Last spring, when her obstetrician suggested an ultrasound test to see if she was carrying more than one baby, Jennell Dickens prayed that she wasn't carrying twins. When an ultrasound technician examined her belly, counting two, three and four heartbeats, she steeled herself for quadruplets.
That was before a radiologist entered the room and found another heartbeat. Dickens cried for two months.
Yesterday, she was the picture of composure, smiling and laughing at the University of Maryland Medical Center just two days after delivering four girls and a boy 10 weeks early. They weighed a combined 11 pounds, 14 ounces.
"Right now, I'm in the best of health, and as long as their health is good, we'll take things as they come," said Dickens, 22.
The babies, in order of their debuts, are: JaMir Amare, a boy, and his sisters, Si'ani Ritay, NaRae Dimetria, Jade, and Rayne Anye. Each weighed between two and three pounds.
Dr. Rose Viscardi, a neonatologist, said the babies appeared to be in good health, with four breathing on their own and the fifth by means of a respirator. Those breathing without mechanical ventilation are being supplied oxygen and, in two cases, a positive-pressure mask that keeps the airway from closing in upon itself.
"The major hurdle initially is how well they can breathe," Viscardi said, cautioning that respiratory problems can emerge several days after birth.
After a Caesarean section, each baby emerged "screaming and hollering," a relief to Dickens, who was warned that babies born so small and early don't always survive.
"It turned out quite well, as well as we could have expected," said Dr.
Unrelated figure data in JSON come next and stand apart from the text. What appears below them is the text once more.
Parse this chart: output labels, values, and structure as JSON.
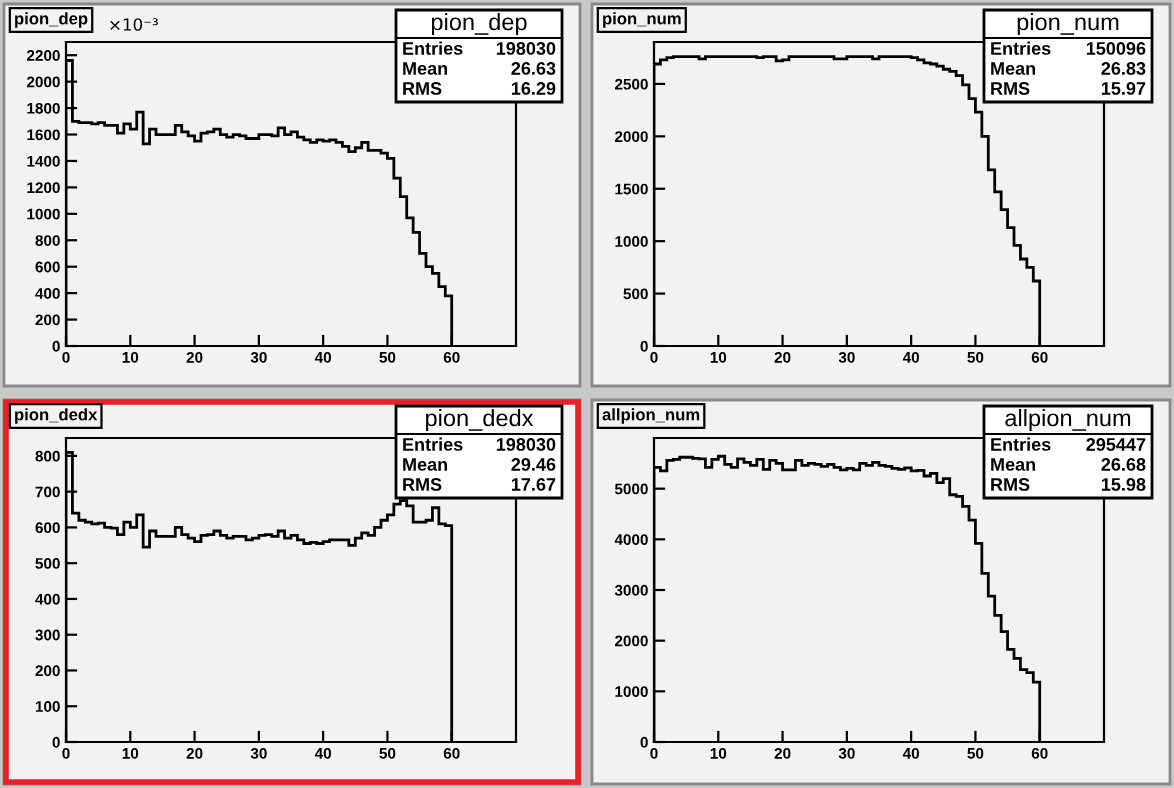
{
  "chart_data": [
    {
      "type": "histogram",
      "title": "pion_dep",
      "bins": [
        0,
        1,
        2,
        3,
        4,
        5,
        6,
        7,
        8,
        9,
        10,
        11,
        12,
        13,
        14,
        15,
        16,
        17,
        18,
        19,
        20,
        21,
        22,
        23,
        24,
        25,
        26,
        27,
        28,
        29,
        30,
        31,
        32,
        33,
        34,
        35,
        36,
        37,
        38,
        39,
        40,
        41,
        42,
        43,
        44,
        45,
        46,
        47,
        48,
        49,
        50,
        51,
        52,
        53,
        54,
        55,
        56,
        57,
        58,
        59,
        60
      ],
      "values": [
        2160,
        1700,
        1690,
        1690,
        1680,
        1690,
        1670,
        1670,
        1610,
        1680,
        1640,
        1770,
        1530,
        1640,
        1600,
        1600,
        1600,
        1670,
        1620,
        1590,
        1550,
        1610,
        1620,
        1640,
        1600,
        1580,
        1600,
        1590,
        1570,
        1570,
        1600,
        1600,
        1590,
        1650,
        1600,
        1620,
        1580,
        1560,
        1540,
        1560,
        1550,
        1560,
        1540,
        1510,
        1470,
        1500,
        1540,
        1480,
        1480,
        1460,
        1420,
        1270,
        1130,
        970,
        860,
        700,
        600,
        550,
        450,
        380
      ],
      "color": "#000000",
      "xlim": [
        0,
        70
      ],
      "ylim": [
        0,
        2300
      ],
      "xticks": [
        0,
        10,
        20,
        30,
        40,
        50,
        60
      ],
      "yticks": [
        0,
        200,
        400,
        600,
        800,
        1000,
        1200,
        1400,
        1600,
        1800,
        2000,
        2200
      ],
      "grid": false,
      "legend": false,
      "annotations": [
        "pion_dep",
        "Entries",
        "198030",
        "Mean",
        "26.63",
        "RMS",
        "16.29",
        "×10⁻³"
      ]
    },
    {
      "type": "histogram",
      "title": "pion_num",
      "bins": [
        0,
        1,
        2,
        3,
        4,
        5,
        6,
        7,
        8,
        9,
        10,
        11,
        12,
        13,
        14,
        15,
        16,
        17,
        18,
        19,
        20,
        21,
        22,
        23,
        24,
        25,
        26,
        27,
        28,
        29,
        30,
        31,
        32,
        33,
        34,
        35,
        36,
        37,
        38,
        39,
        40,
        41,
        42,
        43,
        44,
        45,
        46,
        47,
        48,
        49,
        50,
        51,
        52,
        53,
        54,
        55,
        56,
        57,
        58,
        59,
        60
      ],
      "values": [
        2690,
        2730,
        2750,
        2760,
        2760,
        2760,
        2760,
        2740,
        2760,
        2760,
        2760,
        2760,
        2760,
        2760,
        2760,
        2760,
        2750,
        2760,
        2760,
        2720,
        2730,
        2760,
        2760,
        2760,
        2760,
        2760,
        2760,
        2760,
        2740,
        2740,
        2760,
        2760,
        2760,
        2760,
        2740,
        2760,
        2760,
        2760,
        2760,
        2760,
        2750,
        2730,
        2700,
        2690,
        2670,
        2640,
        2620,
        2580,
        2490,
        2360,
        2230,
        2000,
        1680,
        1470,
        1300,
        1130,
        960,
        830,
        750,
        620
      ],
      "color": "#000000",
      "xlim": [
        0,
        70
      ],
      "ylim": [
        0,
        2900
      ],
      "xticks": [
        0,
        10,
        20,
        30,
        40,
        50,
        60
      ],
      "yticks": [
        0,
        500,
        1000,
        1500,
        2000,
        2500
      ],
      "grid": false,
      "legend": false,
      "annotations": [
        "pion_num",
        "Entries",
        "150096",
        "Mean",
        "26.83",
        "RMS",
        "15.97"
      ]
    },
    {
      "type": "histogram",
      "title": "pion_dedx",
      "bins": [
        0,
        1,
        2,
        3,
        4,
        5,
        6,
        7,
        8,
        9,
        10,
        11,
        12,
        13,
        14,
        15,
        16,
        17,
        18,
        19,
        20,
        21,
        22,
        23,
        24,
        25,
        26,
        27,
        28,
        29,
        30,
        31,
        32,
        33,
        34,
        35,
        36,
        37,
        38,
        39,
        40,
        41,
        42,
        43,
        44,
        45,
        46,
        47,
        48,
        49,
        50,
        51,
        52,
        53,
        54,
        55,
        56,
        57,
        58,
        59,
        60
      ],
      "values": [
        810,
        640,
        620,
        615,
        610,
        612,
        600,
        598,
        580,
        615,
        600,
        635,
        545,
        590,
        575,
        575,
        575,
        600,
        580,
        570,
        560,
        578,
        580,
        590,
        578,
        570,
        575,
        575,
        565,
        570,
        578,
        580,
        575,
        590,
        570,
        578,
        565,
        555,
        558,
        555,
        560,
        565,
        565,
        565,
        550,
        570,
        585,
        578,
        600,
        620,
        635,
        665,
        675,
        660,
        615,
        615,
        620,
        655,
        610,
        605
      ],
      "color": "#000000",
      "xlim": [
        0,
        70
      ],
      "ylim": [
        0,
        850
      ],
      "xticks": [
        0,
        10,
        20,
        30,
        40,
        50,
        60
      ],
      "yticks": [
        0,
        100,
        200,
        300,
        400,
        500,
        600,
        700,
        800
      ],
      "grid": false,
      "legend": false,
      "annotations": [
        "pion_dedx",
        "Entries",
        "198030",
        "Mean",
        "29.46",
        "RMS",
        "17.67"
      ]
    },
    {
      "type": "histogram",
      "title": "allpion_num",
      "bins": [
        0,
        1,
        2,
        3,
        4,
        5,
        6,
        7,
        8,
        9,
        10,
        11,
        12,
        13,
        14,
        15,
        16,
        17,
        18,
        19,
        20,
        21,
        22,
        23,
        24,
        25,
        26,
        27,
        28,
        29,
        30,
        31,
        32,
        33,
        34,
        35,
        36,
        37,
        38,
        39,
        40,
        41,
        42,
        43,
        44,
        45,
        46,
        47,
        48,
        49,
        50,
        51,
        52,
        53,
        54,
        55,
        56,
        57,
        58,
        59,
        60
      ],
      "values": [
        5420,
        5350,
        5560,
        5580,
        5620,
        5620,
        5600,
        5590,
        5420,
        5580,
        5640,
        5480,
        5420,
        5590,
        5520,
        5460,
        5580,
        5380,
        5560,
        5500,
        5370,
        5370,
        5560,
        5460,
        5500,
        5480,
        5440,
        5480,
        5420,
        5370,
        5400,
        5370,
        5500,
        5460,
        5520,
        5460,
        5440,
        5400,
        5380,
        5410,
        5350,
        5360,
        5250,
        5300,
        5120,
        5200,
        4880,
        4850,
        4650,
        4380,
        3920,
        3330,
        2880,
        2500,
        2180,
        1830,
        1650,
        1430,
        1370,
        1180
      ],
      "color": "#000000",
      "xlim": [
        0,
        70
      ],
      "ylim": [
        0,
        6000
      ],
      "xticks": [
        0,
        10,
        20,
        30,
        40,
        50,
        60
      ],
      "yticks": [
        0,
        1000,
        2000,
        3000,
        4000,
        5000
      ],
      "grid": false,
      "legend": false,
      "annotations": [
        "allpion_num",
        "Entries",
        "295447",
        "Mean",
        "26.68",
        "RMS",
        "15.98"
      ]
    }
  ]
}
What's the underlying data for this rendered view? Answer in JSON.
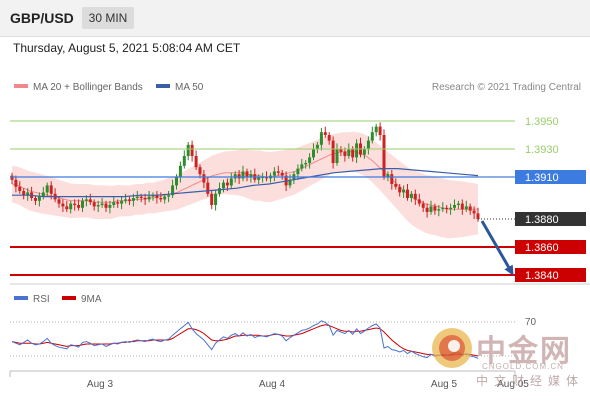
{
  "header": {
    "symbol": "GBP/USD",
    "timeframe": "30 MIN"
  },
  "timestamp": "Thursday, August 5, 2021 5:08:04 AM CET",
  "colors": {
    "ma20_bollinger": "#f08a8a",
    "ma50": "#3b5ea8",
    "candle_up": "#2e8b2e",
    "candle_down": "#cc2222",
    "level_green": "#9acd6a",
    "level_blue": "#3c7be0",
    "level_red": "#cc0000",
    "current": "#333333",
    "rsi": "#4a72d0",
    "rsi_ma": "#cc0000"
  },
  "watermark": {
    "title": "中金网",
    "site": "CNGOLD.COM.CN",
    "subtitle": "中文财经媒体"
  },
  "chart_data": [
    {
      "type": "candlestick",
      "legend": [
        {
          "name": "MA 20 + Bollinger Bands",
          "color": "#f08a8a"
        },
        {
          "name": "MA 50",
          "color": "#3b5ea8"
        }
      ],
      "credit": "Research © 2021 Trading Central",
      "xticks": [
        "Aug 3",
        "Aug 4",
        "Aug 5",
        "Aug 05"
      ],
      "ylim": [
        1.3835,
        1.3965
      ],
      "levels": [
        {
          "value": 1.395,
          "label": "1.3950",
          "kind": "resistance-green"
        },
        {
          "value": 1.393,
          "label": "1.3930",
          "kind": "resistance-green"
        },
        {
          "value": 1.391,
          "label": "1.3910",
          "kind": "pivot-blue"
        },
        {
          "value": 1.388,
          "label": "1.3880",
          "kind": "current"
        },
        {
          "value": 1.386,
          "label": "1.3860",
          "kind": "support-red"
        },
        {
          "value": 1.384,
          "label": "1.3840",
          "kind": "support-red"
        }
      ],
      "forecast": {
        "from": 1.388,
        "to": 1.384,
        "direction": "down"
      },
      "close": [
        1.3908,
        1.3903,
        1.39,
        1.3897,
        1.3899,
        1.3895,
        1.3893,
        1.3896,
        1.3899,
        1.3904,
        1.3898,
        1.3894,
        1.3891,
        1.3889,
        1.3887,
        1.3891,
        1.389,
        1.3888,
        1.3893,
        1.3894,
        1.3892,
        1.3889,
        1.389,
        1.3891,
        1.3888,
        1.389,
        1.3892,
        1.3891,
        1.3893,
        1.3894,
        1.3893,
        1.3895,
        1.3896,
        1.3895,
        1.3894,
        1.3896,
        1.3897,
        1.3895,
        1.3894,
        1.3896,
        1.3897,
        1.3904,
        1.391,
        1.3918,
        1.3925,
        1.3933,
        1.3925,
        1.3917,
        1.3912,
        1.3906,
        1.3898,
        1.389,
        1.3898,
        1.3902,
        1.3906,
        1.3904,
        1.3909,
        1.3912,
        1.3909,
        1.3914,
        1.391,
        1.3912,
        1.3908,
        1.391,
        1.391,
        1.3909,
        1.3911,
        1.3914,
        1.3913,
        1.3911,
        1.3904,
        1.3908,
        1.3912,
        1.3916,
        1.3919,
        1.392,
        1.3924,
        1.393,
        1.3933,
        1.3942,
        1.394,
        1.3936,
        1.392,
        1.393,
        1.3928,
        1.3925,
        1.393,
        1.3924,
        1.3934,
        1.3926,
        1.393,
        1.3936,
        1.3942,
        1.3946,
        1.394,
        1.391,
        1.3912,
        1.3905,
        1.3903,
        1.3899,
        1.3901,
        1.3895,
        1.3898,
        1.3894,
        1.3891,
        1.3888,
        1.3885,
        1.3889,
        1.3886,
        1.3887,
        1.3888,
        1.3887,
        1.3888,
        1.389,
        1.3891,
        1.3887,
        1.3889,
        1.3886,
        1.3884,
        1.388
      ],
      "ma20": [
        1.3905,
        1.3904,
        1.3902,
        1.39,
        1.3899,
        1.3898,
        1.3897,
        1.3896,
        1.3895,
        1.3894,
        1.3893,
        1.3893,
        1.3893,
        1.3893,
        1.3892,
        1.3892,
        1.3892,
        1.3892,
        1.3893,
        1.3893,
        1.3893,
        1.3894,
        1.3894,
        1.3895,
        1.3895,
        1.3896,
        1.3897,
        1.3898,
        1.3899,
        1.3901,
        1.3903,
        1.3905,
        1.3907,
        1.3909,
        1.3911,
        1.3912,
        1.3913,
        1.3913,
        1.3913,
        1.3913,
        1.3912,
        1.3911,
        1.3911,
        1.391,
        1.391,
        1.3911,
        1.3912,
        1.3913,
        1.3914,
        1.3916,
        1.3918,
        1.392,
        1.3922,
        1.3924,
        1.3926,
        1.3927,
        1.3928,
        1.3928,
        1.3928,
        1.3927,
        1.3925,
        1.3922,
        1.3918,
        1.3914,
        1.391,
        1.3906,
        1.3902,
        1.3898,
        1.3895,
        1.3893,
        1.3891,
        1.389,
        1.3889,
        1.3888,
        1.3887,
        1.3887,
        1.3887,
        1.3887,
        1.3887,
        1.3887
      ],
      "ma50": [
        1.3897,
        1.3897,
        1.3896,
        1.3896,
        1.3896,
        1.3896,
        1.3896,
        1.3896,
        1.3897,
        1.3897,
        1.3898,
        1.3899,
        1.39,
        1.3901,
        1.3902,
        1.3904,
        1.3905,
        1.3907,
        1.3909,
        1.3911,
        1.3913,
        1.3914,
        1.3915,
        1.3916,
        1.3916,
        1.3915,
        1.3914,
        1.3913,
        1.3912,
        1.3911
      ],
      "band_halfwidth": [
        13,
        14,
        14,
        13,
        12,
        12,
        12,
        11,
        11,
        11,
        12,
        13,
        14,
        15,
        16,
        18,
        18,
        17,
        16,
        15,
        14,
        14,
        15,
        16,
        18,
        20,
        21,
        21,
        20,
        18
      ]
    },
    {
      "type": "line",
      "legend": [
        {
          "name": "RSI",
          "color": "#4a72d0"
        },
        {
          "name": "9MA",
          "color": "#cc0000"
        }
      ],
      "yticks": [
        "70"
      ],
      "rsi": [
        48,
        46,
        44,
        47,
        50,
        46,
        44,
        45,
        48,
        52,
        46,
        43,
        41,
        40,
        39,
        44,
        43,
        41,
        47,
        48,
        46,
        43,
        44,
        45,
        42,
        44,
        46,
        45,
        47,
        48,
        47,
        49,
        50,
        49,
        48,
        50,
        51,
        49,
        48,
        50,
        51,
        56,
        60,
        64,
        68,
        72,
        64,
        58,
        54,
        50,
        44,
        38,
        46,
        50,
        54,
        52,
        56,
        58,
        55,
        59,
        55,
        57,
        53,
        55,
        55,
        54,
        56,
        58,
        57,
        55,
        49,
        53,
        56,
        59,
        62,
        63,
        65,
        68,
        70,
        74,
        72,
        68,
        56,
        62,
        60,
        58,
        62,
        57,
        64,
        58,
        61,
        65,
        68,
        70,
        65,
        40,
        42,
        38,
        37,
        35,
        37,
        33,
        36,
        33,
        31,
        29,
        28,
        32,
        30,
        31,
        32,
        31,
        32,
        34,
        35,
        31,
        33,
        30,
        29,
        27
      ],
      "rsi_ma": [
        48,
        47,
        46,
        46,
        46,
        46,
        45,
        45,
        46,
        47,
        46,
        45,
        44,
        43,
        42,
        43,
        43,
        43,
        44,
        45,
        45,
        45,
        45,
        45,
        45,
        45,
        46,
        46,
        47,
        47,
        48,
        48,
        49,
        49,
        49,
        49,
        50,
        50,
        50,
        50,
        50,
        52,
        55,
        58,
        61,
        64,
        64,
        63,
        61,
        58,
        54,
        50,
        49,
        49,
        50,
        51,
        53,
        55,
        55,
        56,
        56,
        56,
        56,
        56,
        55,
        55,
        56,
        57,
        57,
        56,
        55,
        55,
        56,
        57,
        58,
        60,
        62,
        64,
        66,
        68,
        69,
        68,
        66,
        64,
        62,
        61,
        61,
        60,
        61,
        61,
        62,
        63,
        64,
        65,
        64,
        60,
        55,
        50,
        46,
        42,
        39,
        37,
        36,
        35,
        34,
        33,
        32,
        32,
        31,
        31,
        31,
        31,
        31,
        32,
        32,
        32,
        32,
        32,
        31,
        30
      ]
    }
  ]
}
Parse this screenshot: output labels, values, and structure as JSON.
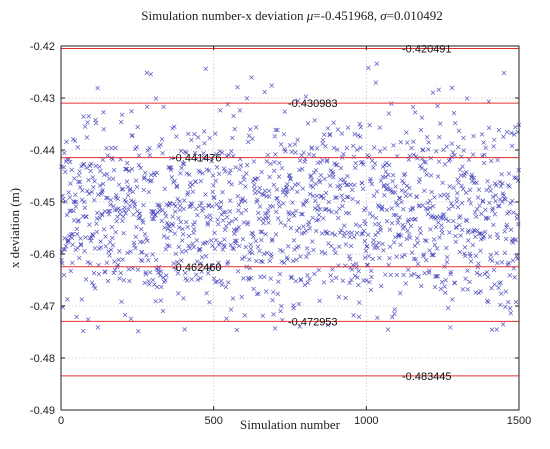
{
  "chart_data": {
    "type": "scatter",
    "title_prefix": "Simulation number-x deviation ",
    "mu_symbol": "μ",
    "mu_value": "=-0.451968, ",
    "sigma_symbol": "σ",
    "sigma_value": "=0.010492",
    "xlabel": "Simulation number",
    "ylabel": "x deviation (m)",
    "xlim": [
      0,
      1500
    ],
    "ylim": [
      -0.49,
      -0.42
    ],
    "x_ticks": [
      0,
      500,
      1000,
      1500
    ],
    "x_tick_labels": [
      "0",
      "500",
      "1000",
      "1500"
    ],
    "y_ticks": [
      -0.42,
      -0.43,
      -0.44,
      -0.45,
      -0.46,
      -0.47,
      -0.48,
      -0.49
    ],
    "y_tick_labels": [
      "-0.42",
      "-0.43",
      "-0.44",
      "-0.45",
      "-0.46",
      "-0.47",
      "-0.48",
      "-0.49"
    ],
    "grid": true,
    "marker": "x",
    "marker_color": "#3a3ab8",
    "reference_line_color": "#e03030",
    "num_points": 1500,
    "mean": -0.451968,
    "std": 0.010492,
    "reference_lines": [
      {
        "value": -0.420491,
        "label": "-0.420491"
      },
      {
        "value": -0.430983,
        "label": "-0.430983"
      },
      {
        "value": -0.441476,
        "label": "-0.441476"
      },
      {
        "value": -0.46246,
        "label": "-0.462460"
      },
      {
        "value": -0.472953,
        "label": "-0.472953"
      },
      {
        "value": -0.483445,
        "label": "-0.483445"
      }
    ]
  }
}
Hugh Mighty, who led a team of 30 specialists. Mighty, who is chief of obstetrics and gynecology, lifted the babies out of the womb in rapid sequence and handed them off to three other doctors assisting him.
The odds of bearing quintuplets are one in 65 million in the absence of fertility drugs, which raise the chances of getting pregnant and of carrying more than one child. The UM Medical Center delivered its last set of quintuplets in 1974.
Quints arrived at the Greater Baltimore Medical Center in 1995 and Johns Hopkins Hospital in 2001. The latter were born to Gisel Mora, wife of Orioles third baseman Melvin Mora.
Dickens, who works as an administrative assistant at the UM Medical Center's emergency medicine department, said she had begun taking hormones to correct a medical problem. Doctors cautioned that the medication would enhance her fertility, though she didn't imagine how quickly.
"I took it one time, and this is what I got," she said, explaining that she became pregnant within a week of completing her first four-day course.
The hospital has set up an account at M&T Bank for people who want to contribute money to the family.
Dickens, who lives in a one-bedroom apartment, said she delayed searching for a more spacious place because she wasn't sure how many new roommates she would be bringing home. She said her sister, mother and friends are mobilizing to help her cope with what lies ahead, but she conceded that her life will get much busier once she leaves the hospital, which could happen as early as today.
"Officially, when I get out of here, that's when everything happens," she said.